PARIS—Safran is adapting to the production halt of the Boeing 737 MAX, finding ways to mitigate the financial consequences, but the company is already measuring job cuts in four digits.
For CFM International, the GE-Safran joint venture that manufactures the LEAP turbofan, the initial plan was to deliver 2,000 engines—mainly LEAP-1As for Airbus and LEAP-1Bs for Boeing—in 2020. The forecast has been downgraded to 1,400, says Safran CEO Philippe Petitcolin, based on an average 10 LEAP-1Bs per week (roughly the equivalent of 20 MAXs per month).
The agreement CFM has found with Boeing, revealed Feb. 27 in the company’s 2019 earnings conference call, will enable Safran and GE to receive cash when a LEAP is delivered—roughly half of what it usually receives—even though Boeing does not deliver the aircraft.
Usually, a customer airline pays approximately 50% of the aircraft before the delivery and the corresponding portion is transferred to CFM for the engine. The remaining 50%-or-so of the aircraft are paid upon aircraft delivery and, again, the engine maker receives its share from Boeing. Under the new accord, Boeing is paying the latter part to CFM for each engine delivered.
Carriers early last year stopped making down payments before deliveries.
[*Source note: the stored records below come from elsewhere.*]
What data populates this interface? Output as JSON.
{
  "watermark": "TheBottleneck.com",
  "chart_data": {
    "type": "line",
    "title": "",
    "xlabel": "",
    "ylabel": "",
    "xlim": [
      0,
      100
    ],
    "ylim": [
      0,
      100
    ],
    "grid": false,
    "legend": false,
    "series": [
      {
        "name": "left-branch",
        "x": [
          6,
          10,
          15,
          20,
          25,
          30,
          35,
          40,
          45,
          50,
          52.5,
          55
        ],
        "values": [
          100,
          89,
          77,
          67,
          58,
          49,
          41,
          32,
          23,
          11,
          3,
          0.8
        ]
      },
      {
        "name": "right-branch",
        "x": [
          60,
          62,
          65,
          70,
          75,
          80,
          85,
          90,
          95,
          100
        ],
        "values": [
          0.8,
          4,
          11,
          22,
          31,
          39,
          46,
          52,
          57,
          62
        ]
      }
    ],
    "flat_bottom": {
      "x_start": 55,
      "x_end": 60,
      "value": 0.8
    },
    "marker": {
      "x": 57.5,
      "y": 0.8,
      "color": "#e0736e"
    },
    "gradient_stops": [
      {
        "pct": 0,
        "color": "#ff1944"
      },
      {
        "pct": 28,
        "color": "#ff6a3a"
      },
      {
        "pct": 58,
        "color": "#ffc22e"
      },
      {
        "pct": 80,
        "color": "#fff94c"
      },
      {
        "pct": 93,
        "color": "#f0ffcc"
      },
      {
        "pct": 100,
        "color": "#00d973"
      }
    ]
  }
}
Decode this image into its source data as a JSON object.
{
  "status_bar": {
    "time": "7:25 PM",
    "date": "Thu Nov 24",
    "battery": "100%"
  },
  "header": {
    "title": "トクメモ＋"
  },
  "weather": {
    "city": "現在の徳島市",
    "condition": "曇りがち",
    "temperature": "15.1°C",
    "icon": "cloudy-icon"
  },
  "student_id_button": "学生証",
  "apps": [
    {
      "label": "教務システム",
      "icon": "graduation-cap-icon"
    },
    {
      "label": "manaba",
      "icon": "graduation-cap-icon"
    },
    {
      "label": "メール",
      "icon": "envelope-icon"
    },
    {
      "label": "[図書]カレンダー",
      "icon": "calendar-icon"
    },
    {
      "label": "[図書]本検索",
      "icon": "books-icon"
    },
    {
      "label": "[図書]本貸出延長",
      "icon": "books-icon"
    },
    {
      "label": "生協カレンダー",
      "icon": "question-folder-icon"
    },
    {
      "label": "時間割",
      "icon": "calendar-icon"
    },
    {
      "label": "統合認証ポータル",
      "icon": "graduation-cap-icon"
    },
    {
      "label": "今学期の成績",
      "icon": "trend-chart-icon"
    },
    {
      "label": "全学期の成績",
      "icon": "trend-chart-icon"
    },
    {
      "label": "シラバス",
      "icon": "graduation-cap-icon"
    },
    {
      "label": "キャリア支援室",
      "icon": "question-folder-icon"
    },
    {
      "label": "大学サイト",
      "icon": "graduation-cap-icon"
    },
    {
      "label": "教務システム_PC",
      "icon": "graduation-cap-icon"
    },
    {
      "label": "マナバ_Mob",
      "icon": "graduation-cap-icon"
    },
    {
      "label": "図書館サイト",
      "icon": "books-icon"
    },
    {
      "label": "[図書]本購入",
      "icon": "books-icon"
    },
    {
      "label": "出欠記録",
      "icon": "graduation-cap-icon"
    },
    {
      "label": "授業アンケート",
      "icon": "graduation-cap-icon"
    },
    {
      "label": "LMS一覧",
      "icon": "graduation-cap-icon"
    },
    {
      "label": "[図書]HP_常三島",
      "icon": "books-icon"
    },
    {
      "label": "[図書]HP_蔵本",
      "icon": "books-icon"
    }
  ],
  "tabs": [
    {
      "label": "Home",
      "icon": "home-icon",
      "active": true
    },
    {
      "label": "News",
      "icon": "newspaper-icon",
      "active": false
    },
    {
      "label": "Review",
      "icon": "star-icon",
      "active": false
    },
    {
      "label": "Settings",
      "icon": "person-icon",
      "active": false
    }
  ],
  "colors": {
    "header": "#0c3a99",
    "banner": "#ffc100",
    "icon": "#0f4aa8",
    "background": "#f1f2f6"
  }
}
CFM, like Boeing, will therefore have to wait until the situation returns to normal before they receive what should have been the first half of the total payment.
The agreement is effective for every engine delivered in 2020. For those engines that were produced in 2019, CFM will receive Boeing’s payments over 2020-21. The engine manufacturer is not storing engines beyond a contractual buffer, Petitcolin adds.
In 2019, the MAX’s predicament had a negative impact of €700 million ($770 million) on Safran’s free cash flow.
The LEAP-1B accounts for 80-85% of Safran’s shipset on a MAX, says CFO Bernard Delpit. Repercussions can also be found in cabin interiors and electric systems. With measures such as layoffs and terminating temporary job contracts, the employment impact of the MAX’s situation on Safran is calculated at 2,130 jobs globally.
Petitcolin is requiring every company in the Safran group to contribute to a “solidarity effort” that includes savings on direct costs and overheads, a hiring freeze and a reduction in research and development and capital expenditures for 2020.
The silver lining in the MAX’s cloud may be the capacity it creates at some suppliers. Airbus would like to increase A320neo production from 2022 and the problems Boeing is generating may help, Petitcolin suggests.
However, some small suppliers are badly hit. Their production has been drastically cut and they still have to make the same monthly payments to the bank that helped with investing in new, specific machine-tools. Petitcolin pledges his company is monitoring the supply chain’s health on a weekly basis.
In 2019, CFM delivered 1,736 LEAP engines, up from 1,118 in 2018. Revenues increased 17%, to €24.6 billion ($268 million). Operating profit grew 26%, to €3.8 billion. Free cash flow stood at €2 billion, an 11% improvement.